In some implementations, data 932 may include collected data such as raw (or initial) financial data as described herein. In some implementations, training data may include synthetic data generated for the purpose of training, such as data that is not based on user input or activity in the context that is being trained, e.g., data generated from simulated conversations, computer-generated images, etc. In some implementations, machine-learning application 930 excludes data 932. For example, in these implementations, the trained model 934 may be generated, e.g., on a different device, and be provided as part of machine-learning application 930. In various implementations, the trained model 934 may be provided as a data file that includes a model structure or form, and associated weights.

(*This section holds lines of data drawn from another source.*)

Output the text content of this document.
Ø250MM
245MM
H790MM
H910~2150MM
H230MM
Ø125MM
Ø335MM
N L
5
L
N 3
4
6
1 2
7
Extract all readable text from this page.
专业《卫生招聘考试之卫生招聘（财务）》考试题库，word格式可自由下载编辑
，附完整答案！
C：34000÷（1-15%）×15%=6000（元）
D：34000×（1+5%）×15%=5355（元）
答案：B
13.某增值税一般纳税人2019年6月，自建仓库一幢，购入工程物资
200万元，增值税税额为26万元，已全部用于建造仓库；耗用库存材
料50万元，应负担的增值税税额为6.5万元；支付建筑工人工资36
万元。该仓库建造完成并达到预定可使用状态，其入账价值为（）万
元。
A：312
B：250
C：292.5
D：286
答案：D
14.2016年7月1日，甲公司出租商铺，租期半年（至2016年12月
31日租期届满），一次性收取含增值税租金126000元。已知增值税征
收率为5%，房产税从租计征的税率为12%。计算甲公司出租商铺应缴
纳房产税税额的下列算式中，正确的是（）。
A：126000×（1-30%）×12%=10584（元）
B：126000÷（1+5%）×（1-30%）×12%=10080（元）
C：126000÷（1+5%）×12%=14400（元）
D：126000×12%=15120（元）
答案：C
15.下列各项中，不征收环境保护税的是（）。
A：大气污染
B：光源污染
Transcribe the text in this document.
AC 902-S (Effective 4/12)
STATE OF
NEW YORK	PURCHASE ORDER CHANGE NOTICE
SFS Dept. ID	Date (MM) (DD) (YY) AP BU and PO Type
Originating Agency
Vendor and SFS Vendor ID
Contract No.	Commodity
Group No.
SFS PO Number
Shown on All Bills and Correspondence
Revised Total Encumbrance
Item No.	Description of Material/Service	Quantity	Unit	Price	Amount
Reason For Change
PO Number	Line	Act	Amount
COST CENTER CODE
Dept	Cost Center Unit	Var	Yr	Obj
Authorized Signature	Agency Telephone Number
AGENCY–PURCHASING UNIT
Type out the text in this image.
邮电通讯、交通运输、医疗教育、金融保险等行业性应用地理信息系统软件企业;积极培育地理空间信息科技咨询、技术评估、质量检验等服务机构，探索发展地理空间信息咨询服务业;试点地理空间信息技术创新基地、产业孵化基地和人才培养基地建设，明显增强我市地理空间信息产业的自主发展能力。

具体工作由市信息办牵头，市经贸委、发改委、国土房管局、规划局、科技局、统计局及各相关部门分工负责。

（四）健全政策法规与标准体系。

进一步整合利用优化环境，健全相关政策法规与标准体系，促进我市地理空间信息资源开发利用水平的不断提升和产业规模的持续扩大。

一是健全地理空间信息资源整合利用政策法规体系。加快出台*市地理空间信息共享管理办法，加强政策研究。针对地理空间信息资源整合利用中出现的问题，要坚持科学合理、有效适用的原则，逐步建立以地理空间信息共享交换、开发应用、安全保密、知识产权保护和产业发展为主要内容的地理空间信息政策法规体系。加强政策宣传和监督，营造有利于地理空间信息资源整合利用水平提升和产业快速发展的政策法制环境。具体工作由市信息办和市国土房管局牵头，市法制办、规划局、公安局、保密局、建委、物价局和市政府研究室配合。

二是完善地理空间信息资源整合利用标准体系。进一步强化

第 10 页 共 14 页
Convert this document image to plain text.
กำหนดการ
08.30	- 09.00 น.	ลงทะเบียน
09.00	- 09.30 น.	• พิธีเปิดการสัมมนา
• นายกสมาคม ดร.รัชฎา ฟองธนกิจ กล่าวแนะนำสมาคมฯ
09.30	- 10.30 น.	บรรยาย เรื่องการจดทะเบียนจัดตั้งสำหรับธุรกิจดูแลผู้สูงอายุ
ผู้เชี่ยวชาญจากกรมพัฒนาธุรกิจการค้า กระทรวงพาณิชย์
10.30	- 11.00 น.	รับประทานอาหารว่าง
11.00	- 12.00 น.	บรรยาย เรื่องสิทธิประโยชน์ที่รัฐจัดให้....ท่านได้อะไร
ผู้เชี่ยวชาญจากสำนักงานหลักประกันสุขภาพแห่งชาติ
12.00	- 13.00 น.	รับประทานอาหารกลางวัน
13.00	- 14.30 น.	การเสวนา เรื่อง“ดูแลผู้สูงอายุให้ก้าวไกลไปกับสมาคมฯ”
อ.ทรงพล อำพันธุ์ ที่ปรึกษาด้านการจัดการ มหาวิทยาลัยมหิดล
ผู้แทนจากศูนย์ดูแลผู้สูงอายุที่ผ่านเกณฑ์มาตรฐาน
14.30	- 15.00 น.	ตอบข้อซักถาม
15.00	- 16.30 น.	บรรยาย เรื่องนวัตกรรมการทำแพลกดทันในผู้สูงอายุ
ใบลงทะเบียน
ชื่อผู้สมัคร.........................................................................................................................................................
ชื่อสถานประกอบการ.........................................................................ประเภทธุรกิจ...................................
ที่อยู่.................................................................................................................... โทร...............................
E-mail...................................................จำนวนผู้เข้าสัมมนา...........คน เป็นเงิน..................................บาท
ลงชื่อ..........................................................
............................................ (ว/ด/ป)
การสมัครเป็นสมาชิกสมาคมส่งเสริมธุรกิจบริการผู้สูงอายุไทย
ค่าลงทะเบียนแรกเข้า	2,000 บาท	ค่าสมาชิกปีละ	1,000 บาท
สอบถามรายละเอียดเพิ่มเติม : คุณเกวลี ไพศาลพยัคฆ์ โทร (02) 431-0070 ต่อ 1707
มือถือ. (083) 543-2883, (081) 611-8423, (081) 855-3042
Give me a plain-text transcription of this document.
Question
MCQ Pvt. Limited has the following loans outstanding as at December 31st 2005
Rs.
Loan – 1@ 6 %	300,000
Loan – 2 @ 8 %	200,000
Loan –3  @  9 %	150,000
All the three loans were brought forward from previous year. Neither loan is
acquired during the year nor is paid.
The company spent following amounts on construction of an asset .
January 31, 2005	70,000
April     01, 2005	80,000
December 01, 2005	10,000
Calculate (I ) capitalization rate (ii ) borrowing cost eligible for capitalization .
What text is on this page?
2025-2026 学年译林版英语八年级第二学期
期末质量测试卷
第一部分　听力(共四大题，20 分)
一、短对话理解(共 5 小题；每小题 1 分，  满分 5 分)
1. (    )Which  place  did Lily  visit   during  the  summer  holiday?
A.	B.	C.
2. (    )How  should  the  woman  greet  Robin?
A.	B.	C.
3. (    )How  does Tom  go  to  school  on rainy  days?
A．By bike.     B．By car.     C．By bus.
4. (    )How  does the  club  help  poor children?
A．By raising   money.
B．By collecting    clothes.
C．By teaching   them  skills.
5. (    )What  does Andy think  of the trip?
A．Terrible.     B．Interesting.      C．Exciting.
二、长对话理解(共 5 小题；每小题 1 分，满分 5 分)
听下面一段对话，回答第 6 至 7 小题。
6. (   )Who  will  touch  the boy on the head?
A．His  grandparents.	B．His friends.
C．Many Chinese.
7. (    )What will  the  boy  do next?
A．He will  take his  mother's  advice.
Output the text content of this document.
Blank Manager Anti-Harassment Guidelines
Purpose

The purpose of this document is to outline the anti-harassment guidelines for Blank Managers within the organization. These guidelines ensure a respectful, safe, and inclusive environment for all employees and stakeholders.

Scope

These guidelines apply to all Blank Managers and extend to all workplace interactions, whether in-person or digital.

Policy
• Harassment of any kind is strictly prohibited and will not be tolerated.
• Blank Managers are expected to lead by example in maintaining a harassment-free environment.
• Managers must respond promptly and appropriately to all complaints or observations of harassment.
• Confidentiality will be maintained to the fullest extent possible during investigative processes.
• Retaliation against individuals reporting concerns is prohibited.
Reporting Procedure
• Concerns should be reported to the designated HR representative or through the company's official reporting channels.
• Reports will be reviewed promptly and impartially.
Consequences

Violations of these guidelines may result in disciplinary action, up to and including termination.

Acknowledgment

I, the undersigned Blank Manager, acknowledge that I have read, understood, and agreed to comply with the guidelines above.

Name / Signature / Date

Inference engine 936 may read the data file for trained model 934 and implement a neural network with node connectivity, layers, and weights based on the model structure or form specified in trained model 934.
Machine-learning application 930 also includes a trained model 934. In some implementations, the trained model 934 may include one or more model forms or structures. For example, model forms or structures can include any type of neural-network, such as a linear network, a deep neural network that implements a plurality of layers (e.g., “hidden layers” between an input layer and an output layer, with each layer being a linear network), a convolutional neural network (e.g., a network that splits or partitions input data into multiple parts or tiles, processes each tile separately using one or more neural-network layers, and aggregates the results from the processing of each tile), a sequence-to-sequence neural network (e.g., a network that takes as input sequential data, such as words in a sentence, frames in a video, etc. and produces as output a result sequence), etc.
The model form or structure may specify connectivity between various nodes and organization of nodes into layers. For example, nodes of a first layer (e.g., input layer) may receive data as input data 932 or application data 914. Such data can include, for example, images, e.g., when the trained model is used for TEO tax form functions. Subsequent intermediate layers may receive as input output of nodes of a previous layer per the connectivity specified in the model form or structure. These layers may also be referred to as hidden layers. A final layer (e.g., output layer) produces an output of the machine-learning application. For example, the output may be a set of labels for an image, an indication that an image is functional, etc. depending on the specific trained model. In some implementations, model form or structure also specifies a number and/or type of nodes in each layer.
In different implementations, the trained model 934 can include a plurality of nodes, arranged into layers per the model structure or form. In some implementations, the nodes may be computational nodes with no memory, e.g., configured to process one unit of input to produce one unit of output. Computation performed by a node may include, for example, multiplying each of a plurality of node inputs by a weight, obtaining a weighted sum, and adjusting the weighted sum with a bias or intercept value to produce the node output.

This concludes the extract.